И тут бабушка взглянула на стену, где висел портрет вождя-и лицо ее из румяного и сияющего после бани стало белым, как стена, на которой висел испорченный портрет. Кружка с чаем с грохотом упала на пол, а бабушка осела на табуретку. Руки и губы у нее задрожали, цвет лица поменялся на синий. Я испугался, что баба Фрося сейчас умрет, и хотел бежать к соседке за помощью, но бабушка шустро перехватила меня, заперла дверь на крючок, сняла старый кожаный ремень, которым она подпоясывала фуфайку, и отхлестала меня по девственным ягодицам. После первых ударов я пожалел, что у меня нет такой модифицированной фуфайки, которая защищала бабушкины ягодицы. Портрет Фрося после экзекуции бросила в буржуйку и велела никому не рассказывать о случившемся. С тех пор у нас дома никогда больше не вывешивались портреты государственных руководителей.
Глава 4. Недетские игры
Кто сражается с чудовищами, тому следует остерегаться, чтобы самому при этом не стать чудовищем.

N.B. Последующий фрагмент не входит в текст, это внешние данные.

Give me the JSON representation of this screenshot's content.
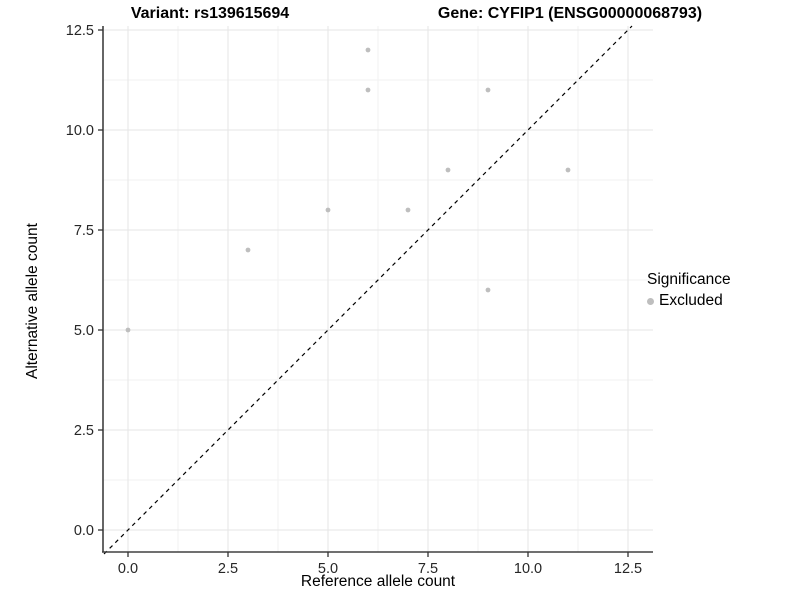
{
  "colors": {
    "point": "#bebebe",
    "grid_major": "#e6e6e6",
    "grid_minor": "#f2f2f2",
    "axis": "#404040",
    "tick": "#333333",
    "reference_line": "#000000",
    "background": "#ffffff"
  },
  "legend": {
    "title": "Significance",
    "items": [
      {
        "label": "Excluded",
        "color": "#bebebe"
      }
    ]
  },
  "chart_data": {
    "type": "scatter",
    "title_left": "Variant: rs139615694",
    "title_right": "Gene: CYFIP1 (ENSG00000068793)",
    "xlabel": "Reference allele count",
    "ylabel": "Alternative allele count",
    "xlim": [
      -0.625,
      13.125
    ],
    "ylim": [
      -0.6,
      12.6
    ],
    "x_ticks": [
      0,
      2.5,
      5,
      7.5,
      10,
      12.5
    ],
    "y_ticks": [
      0,
      2.5,
      5,
      7.5,
      10,
      12.5
    ],
    "x_minor_ticks": [
      1.25,
      3.75,
      6.25,
      8.75,
      11.25
    ],
    "y_minor_ticks": [
      1.25,
      3.75,
      6.25,
      8.75,
      11.25
    ],
    "grid": true,
    "legend_position": "right",
    "legend_title": "Significance",
    "series": [
      {
        "name": "Excluded",
        "color": "#bebebe",
        "points": [
          [
            0,
            5
          ],
          [
            3,
            7
          ],
          [
            5,
            8
          ],
          [
            6,
            11
          ],
          [
            6,
            12
          ],
          [
            7,
            8
          ],
          [
            8,
            9
          ],
          [
            9,
            6
          ],
          [
            9,
            11
          ],
          [
            11,
            9
          ]
        ]
      }
    ],
    "reference_line": {
      "type": "identity",
      "slope": 1,
      "intercept": 0,
      "style": "dashed",
      "color": "#000000"
    }
  }
}
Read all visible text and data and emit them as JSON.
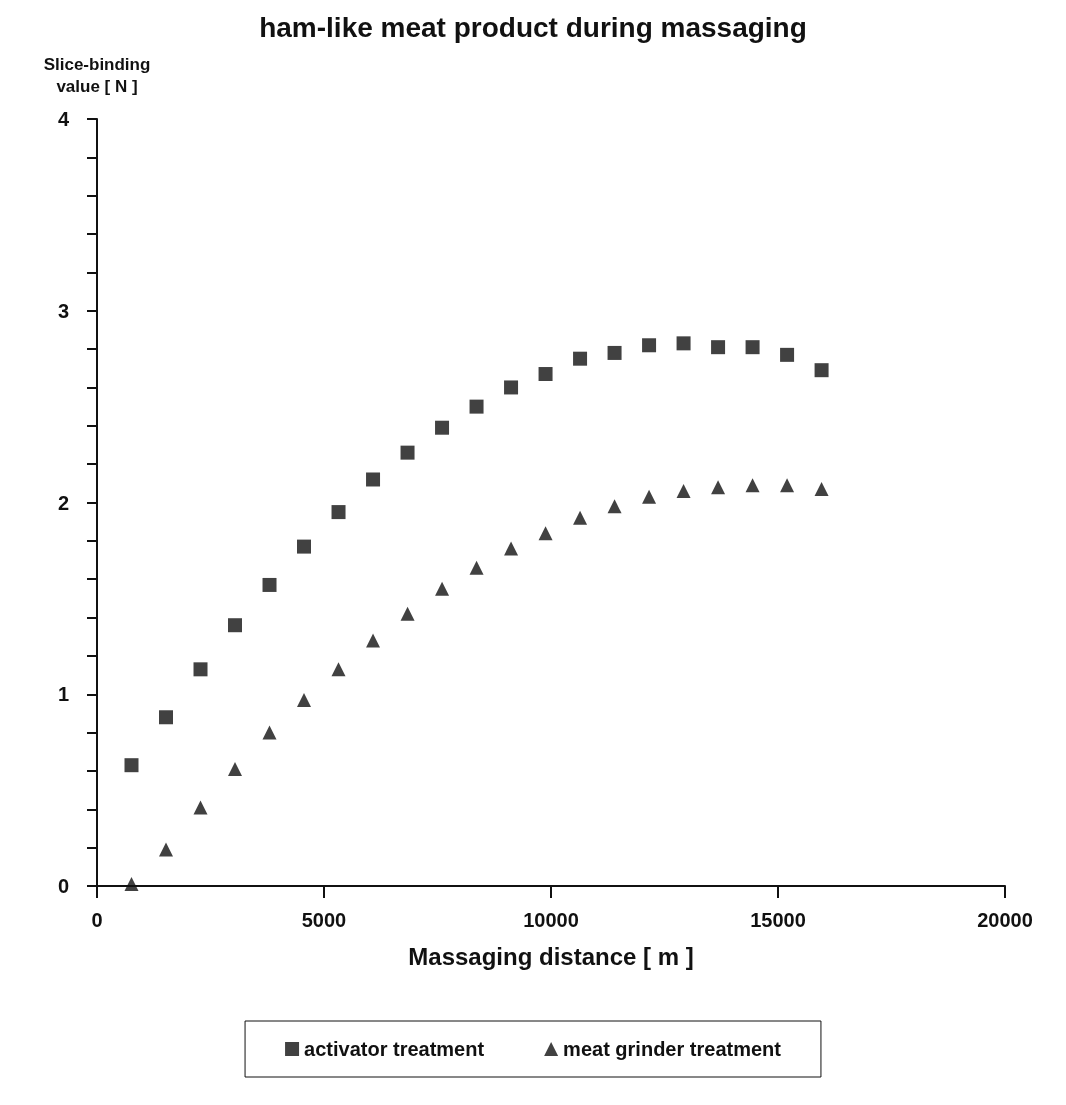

Я был к этому готов.
Итак, после истории с наследством, которую я расскажу позднее, я начал работать в поликлинике Ессентуков в должности онколога. Я был хорошим специалистом, это ценили и пациенты, и, самое главное, руководство.
С переходом в новое здание поликлиники я получил кабинет, состоящий из трех смежных помещений, оборудованный самой современной по тому времени аппаратурой и инструментами. Я получил возможность проводить мелкие амбулаторные операции. Но мне надо было содержать семью, я был к тому времени уже отцом четырех детей. Денег катастрофически не хватало, и мне пришлось брать дежурства по экстренной хирургии. Позже, с внедрением платных услуг в поликлинике на официальной основе, я стал проводить типовые косметические операции. Приходилось, естественно, делиться с кассой, администрацией в лице завотделением, но денег хватало всем.